The charge of leaving the child unattended came under a law enacted Aug. 1. Police said Papke was the first Anniston resident charged with the crime.

Weems said the new law says paid childcare providers can be found guilty of a felony if they leave a child unattended in a motor vehicle. The original draft of the bill, Weems said, could have applied to anyone who leaves a child in a vehicle.

Sen. Vivian Figures of Mobile sponsored the bill, the Amiyah White Motor Vehicle Act, named after a toddler who died in Mobile in 2005 after a daycare worker left her in a hot van. Figures said that when she drafted the bill in 2006, it included anyone who left a child unattended in a car. Figures said it was taken out because legislators were concerned it could target parents who left their children in a car for a minute while they ran into a grocery store. That’s something Figures said she still hopes to change.

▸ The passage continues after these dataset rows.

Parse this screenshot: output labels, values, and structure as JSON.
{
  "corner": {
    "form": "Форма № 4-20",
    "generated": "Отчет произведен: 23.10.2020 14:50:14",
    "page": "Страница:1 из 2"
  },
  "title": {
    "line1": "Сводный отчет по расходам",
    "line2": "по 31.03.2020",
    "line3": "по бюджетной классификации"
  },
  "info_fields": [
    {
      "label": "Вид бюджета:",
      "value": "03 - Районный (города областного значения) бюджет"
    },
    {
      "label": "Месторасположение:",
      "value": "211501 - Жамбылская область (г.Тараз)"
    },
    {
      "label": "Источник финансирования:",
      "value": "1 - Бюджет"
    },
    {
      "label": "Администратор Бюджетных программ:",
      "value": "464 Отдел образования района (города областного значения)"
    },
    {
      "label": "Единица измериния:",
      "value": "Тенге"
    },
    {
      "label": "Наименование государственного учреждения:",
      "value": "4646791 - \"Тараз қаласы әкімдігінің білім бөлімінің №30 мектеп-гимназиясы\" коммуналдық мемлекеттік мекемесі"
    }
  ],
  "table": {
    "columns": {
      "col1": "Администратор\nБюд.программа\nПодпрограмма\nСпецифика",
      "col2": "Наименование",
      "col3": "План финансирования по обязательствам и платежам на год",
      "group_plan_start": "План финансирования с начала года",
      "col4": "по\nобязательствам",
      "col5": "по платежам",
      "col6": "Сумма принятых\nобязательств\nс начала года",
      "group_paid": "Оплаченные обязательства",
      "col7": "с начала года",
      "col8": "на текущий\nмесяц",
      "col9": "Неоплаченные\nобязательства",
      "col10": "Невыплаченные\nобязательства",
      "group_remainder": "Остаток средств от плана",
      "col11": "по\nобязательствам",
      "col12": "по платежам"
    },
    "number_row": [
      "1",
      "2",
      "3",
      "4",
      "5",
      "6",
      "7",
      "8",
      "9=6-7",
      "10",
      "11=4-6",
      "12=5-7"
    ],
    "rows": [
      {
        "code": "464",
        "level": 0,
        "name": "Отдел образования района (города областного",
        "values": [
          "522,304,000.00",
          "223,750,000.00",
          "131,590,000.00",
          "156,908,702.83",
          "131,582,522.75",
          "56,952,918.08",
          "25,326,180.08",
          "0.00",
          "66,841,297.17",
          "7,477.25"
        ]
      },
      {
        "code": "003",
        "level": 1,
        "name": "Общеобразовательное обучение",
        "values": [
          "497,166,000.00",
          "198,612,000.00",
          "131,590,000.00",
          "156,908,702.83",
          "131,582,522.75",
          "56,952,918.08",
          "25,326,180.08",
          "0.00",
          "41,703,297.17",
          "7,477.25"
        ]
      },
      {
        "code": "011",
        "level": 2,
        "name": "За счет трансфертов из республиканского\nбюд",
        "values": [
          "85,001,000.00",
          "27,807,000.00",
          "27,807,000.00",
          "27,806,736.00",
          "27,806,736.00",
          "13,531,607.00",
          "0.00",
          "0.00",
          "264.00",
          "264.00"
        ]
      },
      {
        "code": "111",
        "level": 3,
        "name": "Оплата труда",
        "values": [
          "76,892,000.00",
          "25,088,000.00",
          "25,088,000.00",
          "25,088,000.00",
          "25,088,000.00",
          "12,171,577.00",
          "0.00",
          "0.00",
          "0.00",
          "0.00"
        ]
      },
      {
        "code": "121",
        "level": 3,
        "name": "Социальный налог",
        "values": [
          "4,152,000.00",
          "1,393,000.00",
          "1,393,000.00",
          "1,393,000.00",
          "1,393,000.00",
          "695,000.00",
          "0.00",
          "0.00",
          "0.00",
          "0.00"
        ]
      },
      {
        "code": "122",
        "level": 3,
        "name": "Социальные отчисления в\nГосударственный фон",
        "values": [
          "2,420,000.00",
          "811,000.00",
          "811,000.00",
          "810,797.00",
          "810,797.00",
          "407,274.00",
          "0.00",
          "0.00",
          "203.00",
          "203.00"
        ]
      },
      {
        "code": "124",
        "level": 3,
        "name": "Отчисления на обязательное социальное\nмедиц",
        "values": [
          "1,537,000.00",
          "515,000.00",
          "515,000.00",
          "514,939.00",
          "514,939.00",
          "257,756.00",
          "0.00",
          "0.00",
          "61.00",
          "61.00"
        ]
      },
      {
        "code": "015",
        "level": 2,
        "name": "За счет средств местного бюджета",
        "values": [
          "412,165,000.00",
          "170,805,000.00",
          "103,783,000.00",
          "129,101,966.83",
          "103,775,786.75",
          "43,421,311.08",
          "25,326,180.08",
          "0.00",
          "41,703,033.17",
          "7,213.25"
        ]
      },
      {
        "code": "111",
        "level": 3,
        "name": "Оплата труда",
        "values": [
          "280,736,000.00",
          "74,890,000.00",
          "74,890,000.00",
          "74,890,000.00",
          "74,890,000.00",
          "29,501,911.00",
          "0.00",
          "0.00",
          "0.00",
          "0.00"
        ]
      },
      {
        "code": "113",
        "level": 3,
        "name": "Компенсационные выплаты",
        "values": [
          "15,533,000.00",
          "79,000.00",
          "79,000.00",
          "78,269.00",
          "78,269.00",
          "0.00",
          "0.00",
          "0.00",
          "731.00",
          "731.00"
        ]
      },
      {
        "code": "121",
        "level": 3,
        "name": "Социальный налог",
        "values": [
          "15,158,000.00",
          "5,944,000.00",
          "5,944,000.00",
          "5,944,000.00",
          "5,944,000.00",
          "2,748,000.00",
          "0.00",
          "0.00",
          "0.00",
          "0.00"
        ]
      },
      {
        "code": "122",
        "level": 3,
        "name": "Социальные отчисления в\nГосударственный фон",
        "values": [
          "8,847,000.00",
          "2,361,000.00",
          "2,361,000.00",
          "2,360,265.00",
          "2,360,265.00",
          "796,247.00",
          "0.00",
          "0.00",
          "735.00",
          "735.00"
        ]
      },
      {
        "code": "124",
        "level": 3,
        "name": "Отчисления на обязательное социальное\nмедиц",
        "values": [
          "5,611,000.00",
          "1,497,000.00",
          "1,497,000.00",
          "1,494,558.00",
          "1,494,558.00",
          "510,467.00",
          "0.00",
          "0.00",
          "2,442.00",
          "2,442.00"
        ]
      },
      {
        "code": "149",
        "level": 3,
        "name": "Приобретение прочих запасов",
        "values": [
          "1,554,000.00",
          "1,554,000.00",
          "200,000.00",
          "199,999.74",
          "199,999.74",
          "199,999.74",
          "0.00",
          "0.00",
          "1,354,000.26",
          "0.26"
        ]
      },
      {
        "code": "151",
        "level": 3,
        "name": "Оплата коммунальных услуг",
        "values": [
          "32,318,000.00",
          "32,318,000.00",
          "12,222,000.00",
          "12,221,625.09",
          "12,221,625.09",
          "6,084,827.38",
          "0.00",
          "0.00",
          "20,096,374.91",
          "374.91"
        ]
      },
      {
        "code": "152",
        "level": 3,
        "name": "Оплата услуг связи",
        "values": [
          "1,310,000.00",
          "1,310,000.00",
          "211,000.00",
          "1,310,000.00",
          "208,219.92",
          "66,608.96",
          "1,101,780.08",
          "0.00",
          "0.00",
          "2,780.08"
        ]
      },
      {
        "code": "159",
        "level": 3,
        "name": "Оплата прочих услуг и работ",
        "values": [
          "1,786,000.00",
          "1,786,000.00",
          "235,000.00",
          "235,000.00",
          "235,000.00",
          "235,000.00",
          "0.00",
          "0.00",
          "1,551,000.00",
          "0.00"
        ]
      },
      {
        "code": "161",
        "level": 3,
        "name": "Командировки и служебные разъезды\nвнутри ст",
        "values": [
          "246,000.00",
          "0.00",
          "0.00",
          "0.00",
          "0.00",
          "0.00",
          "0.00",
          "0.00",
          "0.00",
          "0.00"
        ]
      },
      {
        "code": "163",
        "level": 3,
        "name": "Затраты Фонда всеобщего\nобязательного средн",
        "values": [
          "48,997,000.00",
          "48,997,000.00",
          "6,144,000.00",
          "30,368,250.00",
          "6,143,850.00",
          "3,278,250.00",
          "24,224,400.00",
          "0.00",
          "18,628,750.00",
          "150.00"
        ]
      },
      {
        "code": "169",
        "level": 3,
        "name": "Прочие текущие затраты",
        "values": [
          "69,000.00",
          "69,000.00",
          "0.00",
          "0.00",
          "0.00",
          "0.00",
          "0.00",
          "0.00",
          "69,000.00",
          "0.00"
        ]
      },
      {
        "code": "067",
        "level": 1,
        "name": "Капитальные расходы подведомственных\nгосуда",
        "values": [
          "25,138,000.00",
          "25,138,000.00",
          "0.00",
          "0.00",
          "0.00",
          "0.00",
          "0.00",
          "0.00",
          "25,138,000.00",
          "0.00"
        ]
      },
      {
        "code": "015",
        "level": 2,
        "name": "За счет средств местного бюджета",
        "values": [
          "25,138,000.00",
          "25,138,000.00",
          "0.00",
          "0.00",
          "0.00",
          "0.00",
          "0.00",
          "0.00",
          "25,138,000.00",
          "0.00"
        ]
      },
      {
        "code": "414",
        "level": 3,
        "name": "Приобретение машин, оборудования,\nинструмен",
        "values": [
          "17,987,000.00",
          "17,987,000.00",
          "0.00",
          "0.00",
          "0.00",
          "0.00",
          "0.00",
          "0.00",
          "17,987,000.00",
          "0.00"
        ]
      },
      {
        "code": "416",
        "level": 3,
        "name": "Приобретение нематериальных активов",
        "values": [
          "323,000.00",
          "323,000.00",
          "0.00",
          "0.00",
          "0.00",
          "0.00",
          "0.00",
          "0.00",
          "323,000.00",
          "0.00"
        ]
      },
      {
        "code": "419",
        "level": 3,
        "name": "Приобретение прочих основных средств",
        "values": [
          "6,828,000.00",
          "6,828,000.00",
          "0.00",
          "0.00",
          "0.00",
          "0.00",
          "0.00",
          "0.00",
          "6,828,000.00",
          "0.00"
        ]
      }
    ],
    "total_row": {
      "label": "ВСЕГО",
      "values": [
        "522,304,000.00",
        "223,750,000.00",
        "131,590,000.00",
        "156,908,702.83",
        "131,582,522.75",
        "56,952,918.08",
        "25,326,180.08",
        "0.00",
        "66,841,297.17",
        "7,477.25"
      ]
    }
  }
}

“I feel that everybody should be accountable and responsible for a child’s welfare if that child is left in their care, whether they are for hire or not,” Figures said.

The senator said she plans to introduce an amendment to the law’s current version to apply it to anyone caring for a child.

“These poor babies can’t fend for themselves,” she said.

Jim Sturdivant, Papke’s lawyer, said he filed a motion to dismiss the charge Tuesday afternoon, but the motion filed by the District Attorney’s Office was granted before his was officially filed.

“We’re very appreciative of the fact that they sought the dismissal as well and that the judge granted it,” Sturdivant said.

Sturdivant said he’s giving Papke and her family some time to grieve and make arrangements for the infant’s funeral.

“They are just focusing on coming together as a family and doing what they can to say goodbye to this precious baby,” the lawyer said.

The next step in the case, Sturdivant said, is to discuss with the DA’s office the possibility of dismissing the case entirely.